A banjo is a simple device, got a drum attached to a skinny neck with strings you whack and the thing makes a rhythmic caterwaul that you either tap a foot to or you want to stomp on with that foot. You could attach a cigar box or a cookie tin to a 2×4 and tie some wire and when you got done, it would sound pretty much like a banjo. Hell, it would BE a banjo. And sure, I could’ve done that, I could’ve taken the Easy Road, but … the point is to avoid Dementia, not embrace it. So I set out to build not just a banjo, but a work of art. And hopefully … one I could play.

I thought I’d apply my limited luthier skills to this, then probably move on to maybe cellos, make the missuz a grand piano, then when my intellectual stamina was up to it, move on to a new theory of music based on atonalities, discordant triads and a rap musician-on-meth’s rhyming Simon phraseology. Roll over Alzheimer, give Beethoven the news…

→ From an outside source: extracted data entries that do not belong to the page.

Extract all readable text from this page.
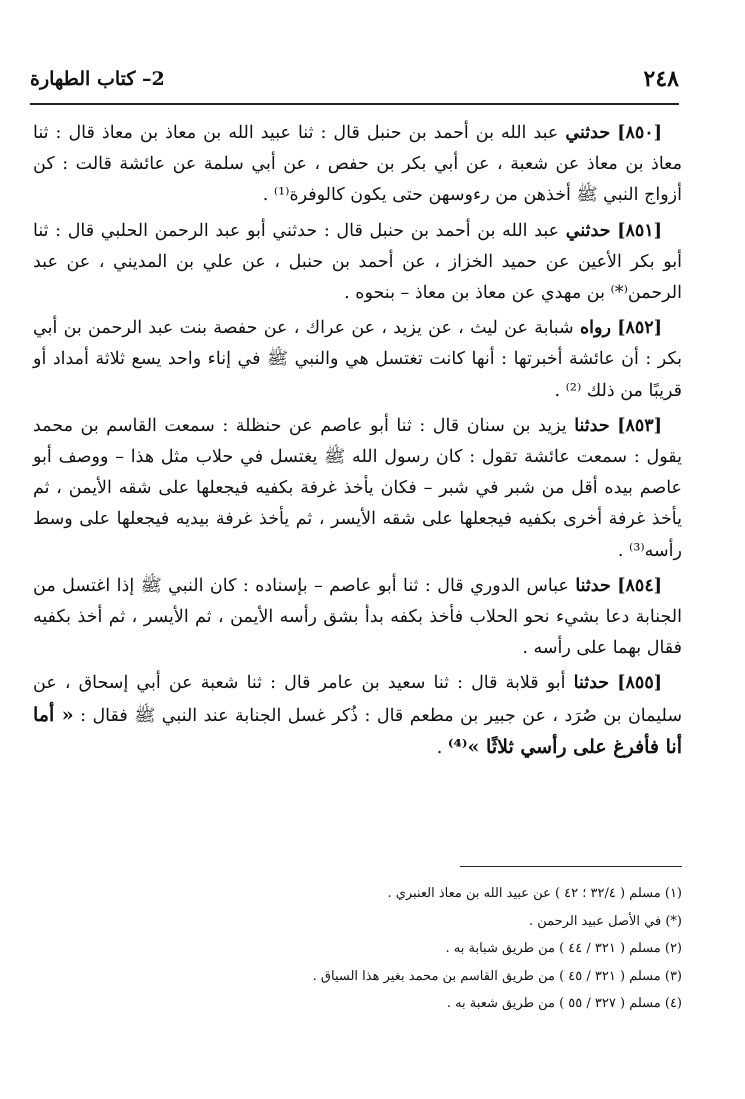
٢٤٨
2– كتاب الطهارة

[٨٥٠] حدثني عبد الله بن أحمد بن حنبل قال : ثنا عبيد الله بن معاذ بن معاذ قال : ثنا معاذ بن معاذ عن شعبة ، عن أبي بكر بن حفص ، عن أبي سلمة عن عائشة قالت : كن أزواج النبي ﷺ أخذهن من رءوسهن حتى يكون كالوفرة⁽¹⁾ .

[٨٥١] حدثني عبد الله بن أحمد بن حنبل قال : حدثني أبو عبد الرحمن الحلبي قال : ثنا أبو بكر الأعين عن حميد الخزاز ، عن أحمد بن حنبل ، عن علي بن المديني ، عن عبد الرحمن⁽*⁾ بن مهدي عن معاذ بن معاذ – بنحوه .

[٨٥٢] رواه شبابة عن ليث ، عن يزيد ، عن عراك ، عن حفصة بنت عبد الرحمن بن أبي بكر : أن عائشة أخبرتها : أنها كانت تغتسل هي والنبي ﷺ في إناء واحد يسع ثلاثة أمداد أو قريبًا من ذلك ⁽²⁾ .

[٨٥٣] حدثنا يزيد بن سنان قال : ثنا أبو عاصم عن حنظلة : سمعت القاسم بن محمد يقول : سمعت عائشة تقول : كان رسول الله ﷺ يغتسل في حلاب مثل هذا – ووصف أبو عاصم بيده أقل من شبر في شبر – فكان يأخذ غرفة بكفيه فيجعلها على شقه الأيمن ، ثم يأخذ غرفة أخرى بكفيه فيجعلها على شقه الأيسر ، ثم يأخذ غرفة بيديه فيجعلها على وسط رأسه⁽³⁾ .

[٨٥٤] حدثنا عباس الدوري قال : ثنا أبو عاصم – بإسناده : كان النبي ﷺ إذا اغتسل من الجنابة دعا بشيء نحو الحلاب فأخذ بكفه بدأ بشق رأسه الأيمن ، ثم الأيسر ، ثم أخذ بكفيه فقال بهما على رأسه .

[٨٥٥] حدثنا أبو قلابة قال : ثنا سعيد بن عامر قال : ثنا شعبة عن أبي إسحاق ، عن سليمان بن صُرَد ، عن جبير بن مطعم قال : ذُكر غسل الجنابة عند النبي ﷺ فقال : « أما أنا فأفرغ على رأسي ثلاثًا »⁽⁴⁾ .

(١) مسلم ( ٣٢/٤ ؛ ٤٢ ) عن عبيد الله بن معاذ العنبري .

(*) في الأصل عبيد الرحمن .

(٢) مسلم ( ٣٢١ / ٤٤ ) من طريق شبابة به .

(٣) مسلم ( ٣٢١ / ٤٥ ) من طريق القاسم بن محمد بغير هذا السياق .

(٤) مسلم ( ٣٢٧ / ٥٥ ) من طريق شعبة به .
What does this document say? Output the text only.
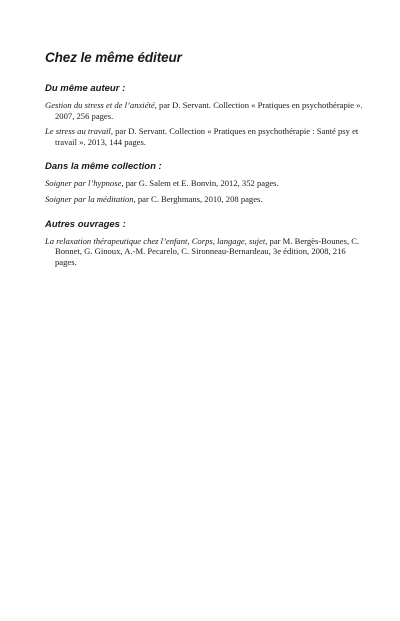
Chez le même éditeur
Du même auteur :

Gestion du stress et de l’anxiété, par D. Servant. Collection « Pratiques en psychothérapie ». 2007, 256 pages.

Le stress au travail, par D. Servant. Collection « Pratiques en psychothérapie : Santé psy et travail ». 2013, 144 pages.

Dans la même collection :

Soigner par l’hypnose, par G. Salem et E. Bonvin, 2012, 352 pages.

Soigner par la méditation, par C. Berghmans, 2010, 208 pages.

Autres ouvrages :

La relaxation thérapeutique chez l’enfant, Corps, langage, sujet, par M. Bergès-Bounes, C. Bonnet, G. Ginoux, A.-M. Pecarelo, C. Sironneau-Bernardeau, 3e édition, 2008, 216 pages.
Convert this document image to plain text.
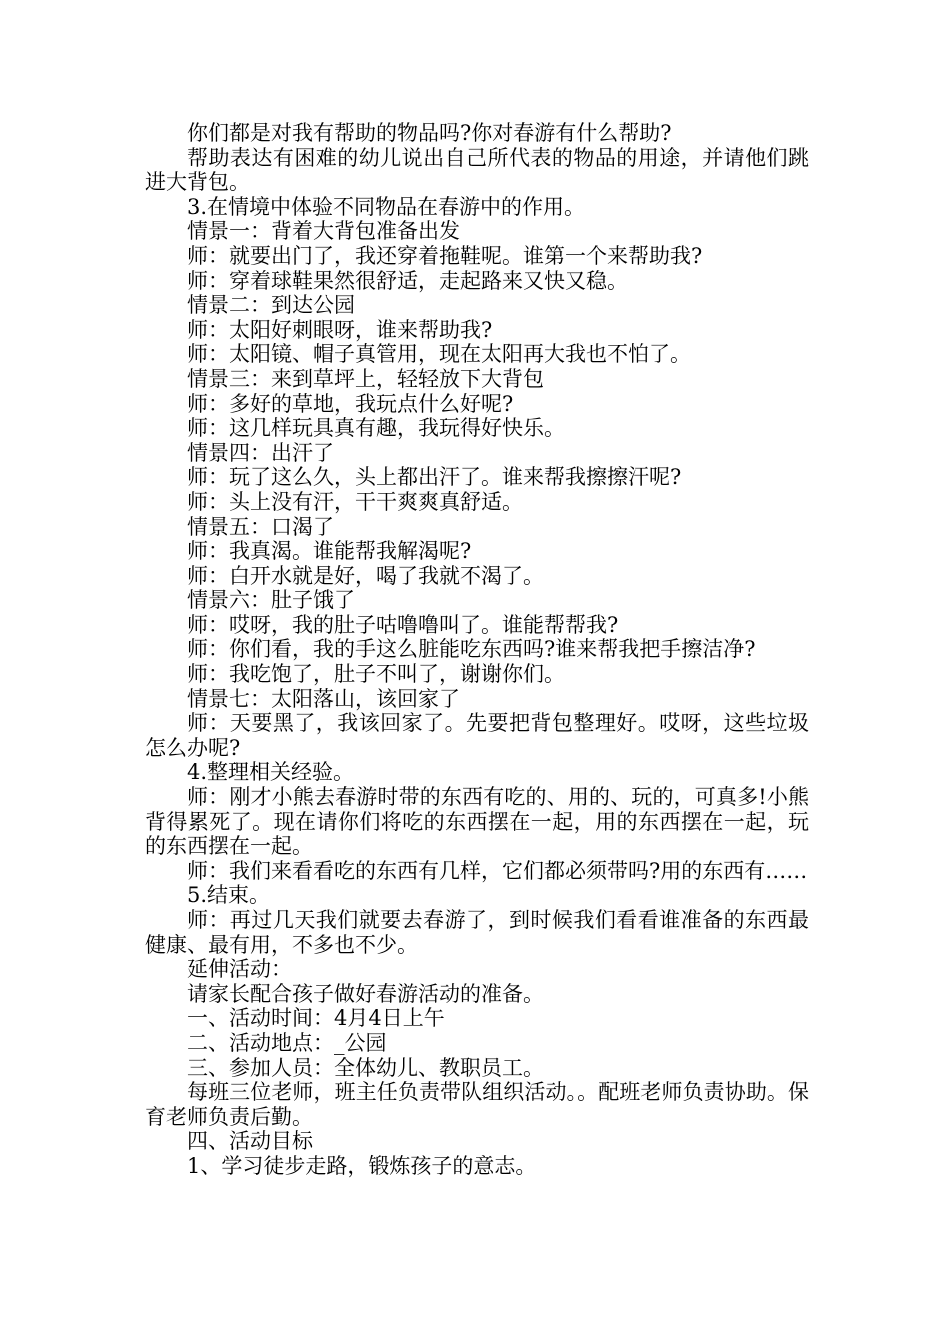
你们都是对我有帮助的物品吗?你对春游有什么帮助?

帮助表达有困难的幼儿说出自己所代表的物品的用途，并请他们跳进大背包。

3.在情境中体验不同物品在春游中的作用。

情景一：背着大背包准备出发

师：就要出门了，我还穿着拖鞋呢。谁第一个来帮助我?

师：穿着球鞋果然很舒适，走起路来又快又稳。

情景二：到达公园

师：太阳好刺眼呀，谁来帮助我?

师：太阳镜、帽子真管用，现在太阳再大我也不怕了。

情景三：来到草坪上，轻轻放下大背包

师：多好的草地，我玩点什么好呢?

师：这几样玩具真有趣，我玩得好快乐。

情景四：出汗了

师：玩了这么久，头上都出汗了。谁来帮我擦擦汗呢?

师：头上没有汗，干干爽爽真舒适。

情景五：口渴了

师：我真渴。谁能帮我解渴呢?

师：白开水就是好，喝了我就不渴了。

情景六：肚子饿了

师：哎呀，我的肚子咕噜噜叫了。谁能帮帮我?

师：你们看，我的手这么脏能吃东西吗?谁来帮我把手擦洁净?

师：我吃饱了，肚子不叫了，谢谢你们。

情景七：太阳落山，该回家了

师：天要黑了，我该回家了。先要把背包整理好。哎呀，这些垃圾怎么办呢?

4.整理相关经验。

师：刚才小熊去春游时带的东西有吃的、用的、玩的，可真多!小熊背得累死了。现在请你们将吃的东西摆在一起，用的东西摆在一起，玩的东西摆在一起。

师：我们来看看吃的东西有几样，它们都必须带吗?用的东西有……

5.结束。

师：再过几天我们就要去春游了，到时候我们看看谁准备的东西最健康、最有用，不多也不少。

延伸活动：

请家长配合孩子做好春游活动的准备。

一、活动时间：4月4日上午

二、活动地点：_公园

三、参加人员：全体幼儿、教职员工。

每班三位老师，班主任负责带队组织活动。。配班老师负责协助。保育老师负责后勤。

四、活动目标

1、学习徒步走路，锻炼孩子的意志。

I write this after a month of whittling necks, carving pegheads, cutting saddles and nuts and armrests and dowel sticks, all those ephemera you’ll never use outside the NY Times Crossword Puzzle. But I had to design them, laminate and saw them, fit them, adjust them …. more than once, more sometimes than twice. For a novice, this is like flying to the space station — but you need to build the vehicle. And somewhere, oh, maybe when you ignite the propane canister boosters you think will propel you through the first layer of the atmosphere, you realize, far too belatedly, it’s not Alzheimers you should fear, not dementia, not even South End Senility.

No, it’s insanity. And if you could only forget … if the memory of this was forever lost … you might feel blessed. But you’ve closed that avenue now. You’ve got the synaptic strength of a hormonal teenager. And so, sadly, I plow on. I’m building the next banjo. Certain, I want you to know, that I’ll learn from all my mistakes.